My 50% scholarship at a top 15 school (one of the cheaper ones too) still left me looking at a 40K per year bill with COL. You might be able to get a close to full ride if you are willing to go to a less prestigious school, but most aren't, since law is such a prestige obsessed world. It doesn't make much sense, given that there isn't really any difference in education quality or breadth between the schools. Law firms might as well just look at undergrad LSAT and GPA's, since that's about the extent of the filter "which law school you went to" applies.
It would save everyone a lot of money and cut out the middle man if all employers could just look at SAT scores and LSAT scores along with high school GPA. There would be no more need for academia as we now know it.
If high SAT scores meant that someone had learned the equivalent of a 4-year CS degree, sure, I'd be willing to consider them equivalent when hiring for a technical position.
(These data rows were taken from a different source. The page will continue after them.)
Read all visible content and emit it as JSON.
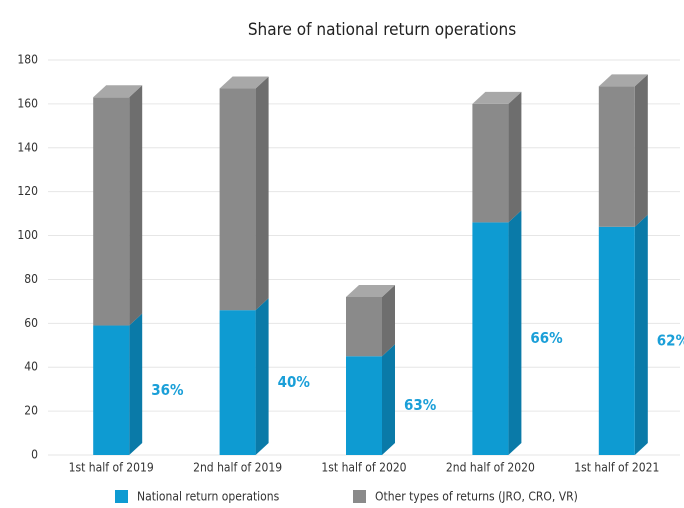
{
  "chart_data": {
    "type": "stacked_bar_3d",
    "title": "Share of national return operations",
    "categories": [
      "1st half of 2019",
      "2nd half of 2019",
      "1st half of 2020",
      "2nd half of 2020",
      "1st half of 2021"
    ],
    "series": [
      {
        "name": "National return operations",
        "color": "#0e9bd2",
        "side_color": "#0a7aa8",
        "values": [
          59,
          66,
          45,
          106,
          104
        ]
      },
      {
        "name": "Other types of returns (JRO, CRO, VR)",
        "color": "#8a8a8a",
        "side_color": "#6e6e6e",
        "values": [
          104,
          101,
          27,
          54,
          64
        ]
      }
    ],
    "shares": [
      "36%",
      "40%",
      "63%",
      "66%",
      "62%"
    ],
    "ylim": [
      0,
      180
    ],
    "yticks": [
      0,
      20,
      40,
      60,
      80,
      100,
      120,
      140,
      160,
      180
    ],
    "grid": true,
    "legend": "bottom"
  }
}
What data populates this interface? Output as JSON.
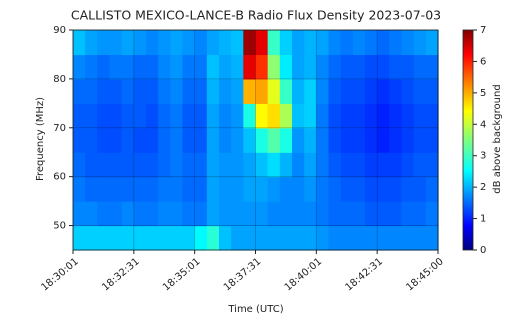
{
  "chart_data": {
    "type": "heatmap",
    "title": "CALLISTO MEXICO-LANCE-B Radio Flux Density 2023-07-03",
    "x_label": "Time (UTC)",
    "y_label": "Frequency (MHz)",
    "colorbar_label": "dB above background",
    "colormap": "jet",
    "grid": true,
    "x": [
      "18:30:01",
      null,
      null,
      null,
      null,
      "18:32:31",
      null,
      null,
      null,
      null,
      "18:35:01",
      null,
      null,
      null,
      null,
      "18:37:31",
      null,
      null,
      null,
      null,
      "18:40:01",
      null,
      null,
      null,
      null,
      "18:42:31",
      null,
      null,
      null,
      null,
      "18:45:00"
    ],
    "y": [
      45,
      50,
      55,
      60,
      65,
      70,
      75,
      80,
      85,
      90
    ],
    "ylim": [
      45,
      90
    ],
    "yticks": [
      50,
      60,
      70,
      80,
      90
    ],
    "zlim": [
      0,
      7
    ],
    "zticks": [
      0,
      1,
      2,
      3,
      4,
      5,
      6,
      7
    ],
    "z": [
      [
        2.3,
        2.3,
        2.3,
        2.3,
        2.3,
        2.3,
        2.3,
        2.3,
        2.3,
        2.3,
        2.6,
        2.9,
        2.2,
        2.0,
        2.0,
        2.0,
        2.0,
        2.0,
        2.0,
        2.0,
        1.9,
        1.8,
        1.8,
        1.8,
        1.8,
        1.8,
        1.8,
        1.8,
        1.8,
        1.8
      ],
      [
        1.8,
        1.8,
        1.7,
        1.7,
        1.8,
        1.7,
        1.7,
        1.8,
        1.8,
        1.7,
        1.7,
        2.0,
        1.9,
        1.9,
        1.9,
        1.9,
        1.8,
        1.8,
        1.8,
        1.8,
        1.7,
        1.6,
        1.6,
        1.6,
        1.5,
        1.5,
        1.5,
        1.6,
        1.6,
        1.7
      ],
      [
        1.7,
        1.6,
        1.6,
        1.6,
        1.6,
        1.6,
        1.6,
        1.7,
        1.7,
        1.6,
        1.6,
        2.0,
        1.9,
        1.9,
        2.0,
        2.0,
        1.9,
        1.8,
        1.8,
        1.9,
        1.7,
        1.6,
        1.5,
        1.5,
        1.4,
        1.4,
        1.4,
        1.5,
        1.5,
        1.6
      ],
      [
        1.6,
        1.5,
        1.5,
        1.5,
        1.5,
        1.5,
        1.5,
        1.6,
        1.7,
        1.6,
        1.6,
        2.0,
        1.9,
        1.9,
        2.0,
        2.2,
        2.4,
        2.1,
        1.8,
        2.0,
        1.7,
        1.5,
        1.4,
        1.4,
        1.3,
        1.3,
        1.3,
        1.4,
        1.5,
        1.5
      ],
      [
        1.5,
        1.5,
        1.4,
        1.4,
        1.5,
        1.4,
        1.4,
        1.6,
        1.7,
        1.5,
        1.5,
        2.0,
        1.8,
        1.9,
        2.2,
        2.8,
        3.2,
        2.8,
        1.9,
        2.1,
        1.7,
        1.4,
        1.3,
        1.3,
        1.2,
        1.1,
        1.2,
        1.3,
        1.4,
        1.4
      ],
      [
        1.5,
        1.5,
        1.4,
        1.4,
        1.5,
        1.5,
        1.4,
        1.6,
        1.7,
        1.5,
        1.5,
        2.0,
        1.8,
        1.9,
        2.8,
        4.4,
        4.6,
        3.8,
        2.2,
        2.3,
        1.7,
        1.4,
        1.3,
        1.3,
        1.2,
        1.1,
        1.2,
        1.3,
        1.4,
        1.4
      ],
      [
        1.6,
        1.6,
        1.5,
        1.5,
        1.6,
        1.5,
        1.5,
        1.7,
        1.8,
        1.6,
        1.6,
        2.1,
        1.9,
        2.0,
        4.9,
        5.0,
        4.2,
        3.0,
        2.1,
        2.3,
        1.8,
        1.5,
        1.4,
        1.4,
        1.3,
        1.2,
        1.3,
        1.4,
        1.5,
        1.5
      ],
      [
        1.8,
        1.7,
        1.6,
        1.7,
        1.7,
        1.6,
        1.6,
        1.8,
        1.9,
        1.7,
        1.7,
        2.2,
        2.0,
        2.1,
        6.3,
        5.8,
        3.6,
        2.5,
        2.0,
        2.1,
        1.8,
        1.6,
        1.5,
        1.5,
        1.4,
        1.4,
        1.5,
        1.5,
        1.6,
        1.6
      ],
      [
        2.2,
        2.0,
        1.9,
        1.9,
        2.0,
        1.9,
        1.8,
        1.9,
        2.0,
        1.9,
        1.8,
        2.0,
        2.1,
        2.2,
        6.8,
        6.3,
        3.0,
        2.3,
        2.0,
        2.1,
        2.0,
        1.8,
        1.7,
        1.8,
        1.7,
        1.6,
        1.7,
        1.8,
        1.9,
        2.0
      ]
    ]
  }
}
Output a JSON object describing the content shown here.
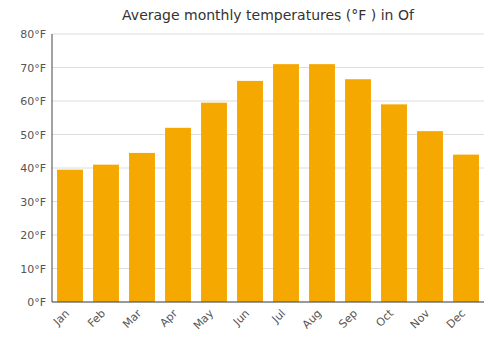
{
  "chart_data": {
    "type": "bar",
    "title": "Average monthly temperatures (°F ) in Of",
    "categories": [
      "Jan",
      "Feb",
      "Mar",
      "Apr",
      "May",
      "Jun",
      "Jul",
      "Aug",
      "Sep",
      "Oct",
      "Nov",
      "Dec"
    ],
    "values": [
      39.5,
      41.0,
      44.5,
      52.0,
      59.5,
      66.0,
      71.0,
      71.0,
      66.5,
      59.0,
      51.0,
      44.0
    ],
    "color": "#F5A800",
    "ylim": [
      0,
      80
    ],
    "yticks": [
      {
        "value": 0,
        "label": "0°F"
      },
      {
        "value": 10,
        "label": "10°F"
      },
      {
        "value": 20,
        "label": "20°F"
      },
      {
        "value": 30,
        "label": "30°F"
      },
      {
        "value": 40,
        "label": "40°F"
      },
      {
        "value": 50,
        "label": "50°F"
      },
      {
        "value": 60,
        "label": "60°F"
      },
      {
        "value": 70,
        "label": "70°F"
      },
      {
        "value": 80,
        "label": "80°F"
      }
    ],
    "grid": true
  }
}
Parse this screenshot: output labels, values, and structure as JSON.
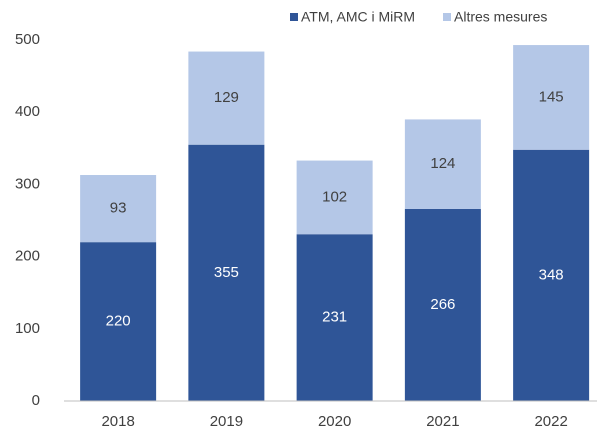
{
  "chart_data": {
    "type": "stacked_bar",
    "categories": [
      "2018",
      "2019",
      "2020",
      "2021",
      "2022"
    ],
    "series": [
      {
        "name": "ATM, AMC i MiRM",
        "color": "#2f5597",
        "values": [
          220,
          355,
          231,
          266,
          348
        ]
      },
      {
        "name": "Altres mesures",
        "color": "#b4c7e7",
        "values": [
          93,
          129,
          102,
          124,
          145
        ]
      }
    ],
    "ylim": [
      0,
      500
    ],
    "yticks": [
      0,
      100,
      200,
      300,
      400,
      500
    ],
    "grid": false,
    "legend": "top-right"
  }
}
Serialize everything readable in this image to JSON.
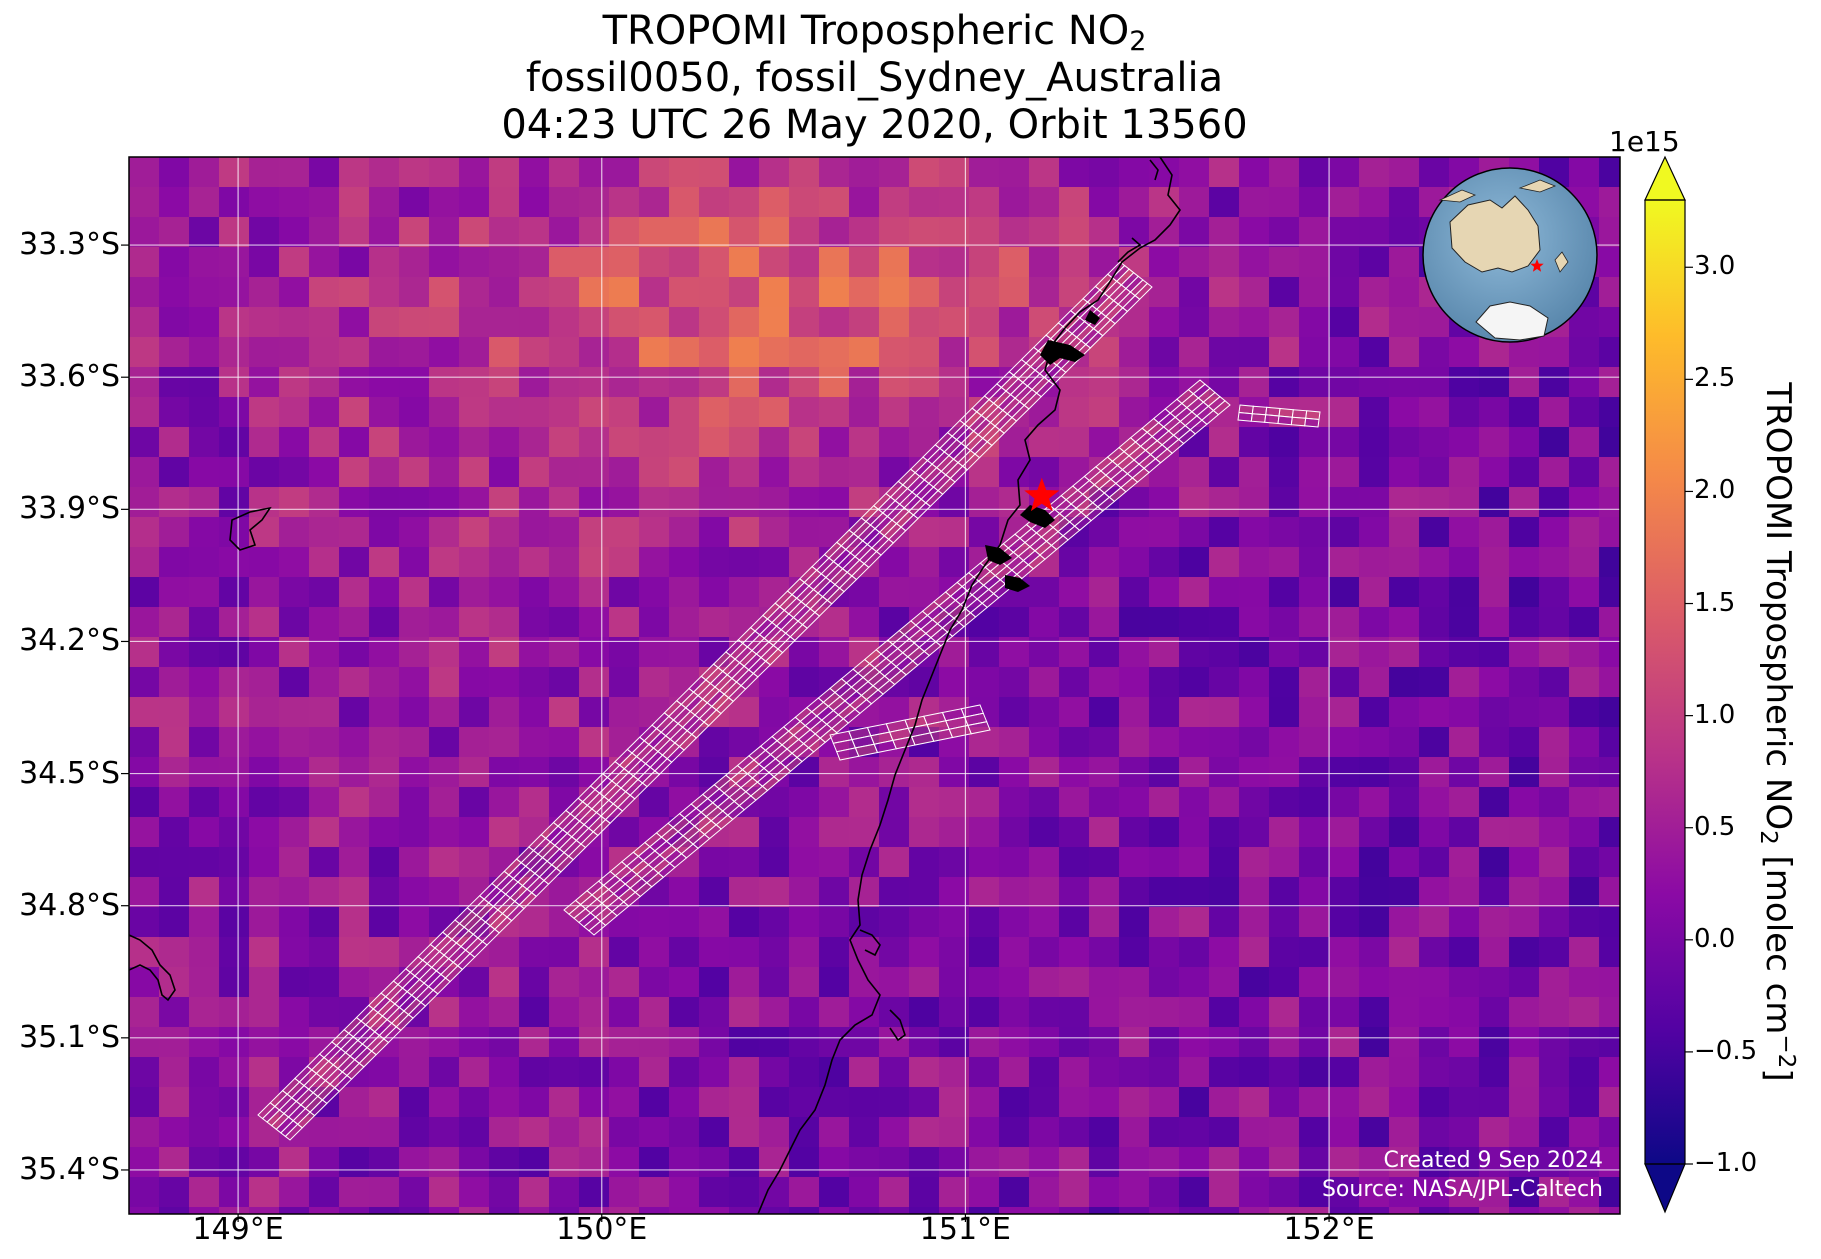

But high SAT scores just mean that you know basic, high-school-level arithmetic and reading comprehension, which is not quite the same thing.
It would be interesting to have some kind of exam showing equivalent knowledge, but I haven't seen attempts in that direction that aren't worse assessments than the degree/GPA. For example, as weird as law-school is, the bar exam is even weirder (deliberately so), and generally a terrible model to follow.
At least in undergraduate programs there is variability in what is taught, the classes you take, the quality and type of instruction. There is almost none of that in law school.
If you don't mind me asking what were your stats? I suspect a 176 LSAT would've netted you a better-than-50% scholarship at the top 15s. Did you have a low GPA?